Novel 3D porous Cd(II) ion-imprinted polymer (Cd(II)-IIP) microspheres based on octavinyl polyhedral oligomeric silsesquioxane (OV-POSS) were prepared by reversible addition-fragmentation chain transfer (RAFT) polymerization technique combined with the synergistic effect of N-hydroxymethylacrylamide (NMA) and 1vinylimidazole (1-VI) as bifunctional monomers. RAFT polymerization could achieve a controllable synthesis of polymer networks on OV-POSS. The structure, composition and properties of Cd(II)-IIP were systematically investigated by X-ray diffraction, scanning electron microscopy, transmission electron microscopy, atomic force microscope, water contact angle and thermogravimetric analysis. The results showed that the adsorbent, with a water contact angle of 0 degrees and superhydrophilicity, has a high potential for application in aqueous phase systems. Different parameters influencing the sorption performance of Cd(II)-IIP, such as OV-POSS ratio, functional monomers ratio, adsorbent dosage, pH and adsorption time were optimized. Under optimal conditions, the maximum adsorption amount of Cd(II)-IIP for Cd(II) was 80.21 mg/g, and the adsorption equilibrium state could be reached within 40 min. The sorption kinetics proved that the sorption was chemisorption and the rate-limiting step was intraparticle diffusion.

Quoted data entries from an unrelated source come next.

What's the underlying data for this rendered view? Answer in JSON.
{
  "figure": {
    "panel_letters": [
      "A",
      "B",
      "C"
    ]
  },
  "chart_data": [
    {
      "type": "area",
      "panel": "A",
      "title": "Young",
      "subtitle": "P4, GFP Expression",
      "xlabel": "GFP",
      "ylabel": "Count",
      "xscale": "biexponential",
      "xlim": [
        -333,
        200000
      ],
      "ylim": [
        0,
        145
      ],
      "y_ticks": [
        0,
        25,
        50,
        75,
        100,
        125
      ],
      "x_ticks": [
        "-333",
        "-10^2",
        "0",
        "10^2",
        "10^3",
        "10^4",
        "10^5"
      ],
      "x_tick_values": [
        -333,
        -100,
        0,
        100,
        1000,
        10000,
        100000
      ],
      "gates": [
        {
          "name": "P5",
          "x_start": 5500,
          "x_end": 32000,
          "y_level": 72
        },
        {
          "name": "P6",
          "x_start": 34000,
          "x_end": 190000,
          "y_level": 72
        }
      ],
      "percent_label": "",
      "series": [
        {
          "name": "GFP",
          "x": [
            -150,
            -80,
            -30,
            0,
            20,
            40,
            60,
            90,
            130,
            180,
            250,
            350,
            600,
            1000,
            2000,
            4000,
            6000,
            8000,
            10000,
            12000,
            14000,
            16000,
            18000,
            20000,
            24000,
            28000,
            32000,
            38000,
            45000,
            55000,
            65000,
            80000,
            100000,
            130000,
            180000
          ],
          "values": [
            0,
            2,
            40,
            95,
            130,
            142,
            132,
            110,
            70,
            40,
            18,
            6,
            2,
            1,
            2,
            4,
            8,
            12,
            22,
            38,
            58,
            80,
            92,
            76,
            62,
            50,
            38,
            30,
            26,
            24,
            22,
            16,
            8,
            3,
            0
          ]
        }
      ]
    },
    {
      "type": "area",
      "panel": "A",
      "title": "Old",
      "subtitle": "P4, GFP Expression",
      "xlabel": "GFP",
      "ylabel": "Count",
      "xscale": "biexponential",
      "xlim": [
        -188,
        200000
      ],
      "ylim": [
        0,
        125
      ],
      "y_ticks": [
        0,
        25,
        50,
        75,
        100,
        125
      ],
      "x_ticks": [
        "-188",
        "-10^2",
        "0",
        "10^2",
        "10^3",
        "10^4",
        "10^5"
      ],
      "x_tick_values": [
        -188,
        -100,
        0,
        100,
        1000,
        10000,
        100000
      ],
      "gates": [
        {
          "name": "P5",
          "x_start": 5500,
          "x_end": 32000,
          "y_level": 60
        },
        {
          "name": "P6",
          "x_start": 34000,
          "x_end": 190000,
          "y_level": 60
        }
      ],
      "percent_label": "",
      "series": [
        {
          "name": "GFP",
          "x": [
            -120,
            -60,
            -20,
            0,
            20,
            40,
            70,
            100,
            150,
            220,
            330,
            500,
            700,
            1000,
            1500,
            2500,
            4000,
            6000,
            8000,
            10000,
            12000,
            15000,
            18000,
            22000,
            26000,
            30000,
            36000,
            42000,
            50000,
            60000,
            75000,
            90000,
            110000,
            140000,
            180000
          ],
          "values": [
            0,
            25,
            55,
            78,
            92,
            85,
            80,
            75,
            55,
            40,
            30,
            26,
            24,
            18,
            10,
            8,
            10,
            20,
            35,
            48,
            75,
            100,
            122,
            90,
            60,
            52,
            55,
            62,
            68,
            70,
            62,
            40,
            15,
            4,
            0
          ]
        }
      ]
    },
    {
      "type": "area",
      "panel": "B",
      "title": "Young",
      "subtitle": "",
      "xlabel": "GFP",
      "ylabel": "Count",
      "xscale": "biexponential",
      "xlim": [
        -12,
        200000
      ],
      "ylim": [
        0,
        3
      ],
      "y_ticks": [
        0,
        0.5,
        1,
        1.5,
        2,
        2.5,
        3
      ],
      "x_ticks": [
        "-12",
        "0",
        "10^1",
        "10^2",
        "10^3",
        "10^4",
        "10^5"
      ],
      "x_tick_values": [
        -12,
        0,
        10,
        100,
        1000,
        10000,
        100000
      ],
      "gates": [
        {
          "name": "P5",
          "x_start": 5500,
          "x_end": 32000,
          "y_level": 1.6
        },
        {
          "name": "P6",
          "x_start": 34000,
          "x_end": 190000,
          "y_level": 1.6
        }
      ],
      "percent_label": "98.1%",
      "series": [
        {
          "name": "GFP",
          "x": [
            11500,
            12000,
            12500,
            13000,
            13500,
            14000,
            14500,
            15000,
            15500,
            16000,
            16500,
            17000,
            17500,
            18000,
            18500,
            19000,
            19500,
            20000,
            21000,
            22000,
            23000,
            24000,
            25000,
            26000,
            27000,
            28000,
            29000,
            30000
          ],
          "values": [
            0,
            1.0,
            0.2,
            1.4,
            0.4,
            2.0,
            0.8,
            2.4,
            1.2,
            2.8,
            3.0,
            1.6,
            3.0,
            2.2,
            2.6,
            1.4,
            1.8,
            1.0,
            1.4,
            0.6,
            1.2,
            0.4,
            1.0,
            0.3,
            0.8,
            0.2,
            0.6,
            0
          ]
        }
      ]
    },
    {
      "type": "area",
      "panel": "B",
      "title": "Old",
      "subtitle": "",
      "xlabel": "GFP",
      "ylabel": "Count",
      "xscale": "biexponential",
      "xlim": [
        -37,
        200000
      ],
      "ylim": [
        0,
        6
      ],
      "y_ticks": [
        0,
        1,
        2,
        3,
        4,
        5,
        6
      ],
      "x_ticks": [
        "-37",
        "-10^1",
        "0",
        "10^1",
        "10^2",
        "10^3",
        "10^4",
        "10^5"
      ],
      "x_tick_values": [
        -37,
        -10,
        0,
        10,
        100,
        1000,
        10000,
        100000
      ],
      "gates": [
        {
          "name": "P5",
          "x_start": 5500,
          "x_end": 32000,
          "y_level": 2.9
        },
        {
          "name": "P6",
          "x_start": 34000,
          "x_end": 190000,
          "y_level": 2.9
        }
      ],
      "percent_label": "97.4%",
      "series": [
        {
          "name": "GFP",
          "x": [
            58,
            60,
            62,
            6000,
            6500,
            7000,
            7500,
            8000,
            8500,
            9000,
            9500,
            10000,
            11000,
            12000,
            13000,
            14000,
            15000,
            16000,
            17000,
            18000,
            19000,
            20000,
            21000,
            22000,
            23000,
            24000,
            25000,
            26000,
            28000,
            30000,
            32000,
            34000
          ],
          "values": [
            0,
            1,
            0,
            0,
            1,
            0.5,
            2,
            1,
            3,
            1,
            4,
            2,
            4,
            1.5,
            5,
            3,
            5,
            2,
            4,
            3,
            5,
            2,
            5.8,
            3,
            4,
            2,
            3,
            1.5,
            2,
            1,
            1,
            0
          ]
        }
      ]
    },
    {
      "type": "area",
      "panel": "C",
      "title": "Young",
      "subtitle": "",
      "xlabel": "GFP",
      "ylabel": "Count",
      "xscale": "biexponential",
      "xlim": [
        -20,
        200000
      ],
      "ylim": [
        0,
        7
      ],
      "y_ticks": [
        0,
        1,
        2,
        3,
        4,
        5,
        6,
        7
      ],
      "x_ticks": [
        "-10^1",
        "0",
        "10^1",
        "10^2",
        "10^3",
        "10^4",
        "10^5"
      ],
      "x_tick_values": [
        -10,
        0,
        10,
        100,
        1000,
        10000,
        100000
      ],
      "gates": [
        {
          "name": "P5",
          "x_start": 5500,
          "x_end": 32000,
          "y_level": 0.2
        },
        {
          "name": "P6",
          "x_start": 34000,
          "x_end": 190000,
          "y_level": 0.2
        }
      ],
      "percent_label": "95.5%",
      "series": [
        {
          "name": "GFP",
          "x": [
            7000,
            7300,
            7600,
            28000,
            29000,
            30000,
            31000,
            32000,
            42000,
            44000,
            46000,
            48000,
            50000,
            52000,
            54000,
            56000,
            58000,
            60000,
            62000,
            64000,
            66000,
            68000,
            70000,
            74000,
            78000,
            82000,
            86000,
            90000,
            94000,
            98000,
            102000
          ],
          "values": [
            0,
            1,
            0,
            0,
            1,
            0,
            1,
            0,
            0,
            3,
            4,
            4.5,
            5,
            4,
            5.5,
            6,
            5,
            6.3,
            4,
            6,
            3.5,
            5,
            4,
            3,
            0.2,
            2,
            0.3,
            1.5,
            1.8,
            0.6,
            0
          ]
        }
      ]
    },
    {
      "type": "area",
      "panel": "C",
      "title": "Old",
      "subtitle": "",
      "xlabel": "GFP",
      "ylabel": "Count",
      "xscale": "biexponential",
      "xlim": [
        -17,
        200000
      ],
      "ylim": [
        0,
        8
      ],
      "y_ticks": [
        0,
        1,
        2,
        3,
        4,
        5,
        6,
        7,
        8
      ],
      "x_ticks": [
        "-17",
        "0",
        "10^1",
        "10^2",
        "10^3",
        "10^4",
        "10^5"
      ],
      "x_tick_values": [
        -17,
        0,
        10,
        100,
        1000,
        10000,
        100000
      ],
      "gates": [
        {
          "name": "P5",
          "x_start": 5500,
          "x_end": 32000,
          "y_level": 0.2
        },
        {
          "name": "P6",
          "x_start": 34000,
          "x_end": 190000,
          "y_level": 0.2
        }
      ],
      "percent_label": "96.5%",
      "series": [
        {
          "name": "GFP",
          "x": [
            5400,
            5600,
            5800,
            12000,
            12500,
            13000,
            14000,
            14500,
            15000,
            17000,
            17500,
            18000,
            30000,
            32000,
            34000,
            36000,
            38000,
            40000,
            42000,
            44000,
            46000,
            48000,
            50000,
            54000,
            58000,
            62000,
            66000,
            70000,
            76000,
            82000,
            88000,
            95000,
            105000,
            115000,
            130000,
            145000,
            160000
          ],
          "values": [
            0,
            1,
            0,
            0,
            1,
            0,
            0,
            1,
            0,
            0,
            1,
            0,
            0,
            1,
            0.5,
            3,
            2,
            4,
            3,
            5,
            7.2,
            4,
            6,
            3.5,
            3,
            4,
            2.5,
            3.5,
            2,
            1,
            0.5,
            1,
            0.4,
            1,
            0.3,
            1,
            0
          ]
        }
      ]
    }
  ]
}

Thermodynamic studies showed that Cd(II) sorption was a spontaneous endothermic process. Importantly, XPS analysis, density functional theory (DFT) and frontier molecular orbital (FMO) theory calculations showed that the sorption of Cd(II)-IIP was attributed to the coordination of O and N atoms with Cd(II) on NMA and1-VI, respectively. Actual water sample analysis results indicated that Cd(II)-IIP was an adsorbent of great application potential.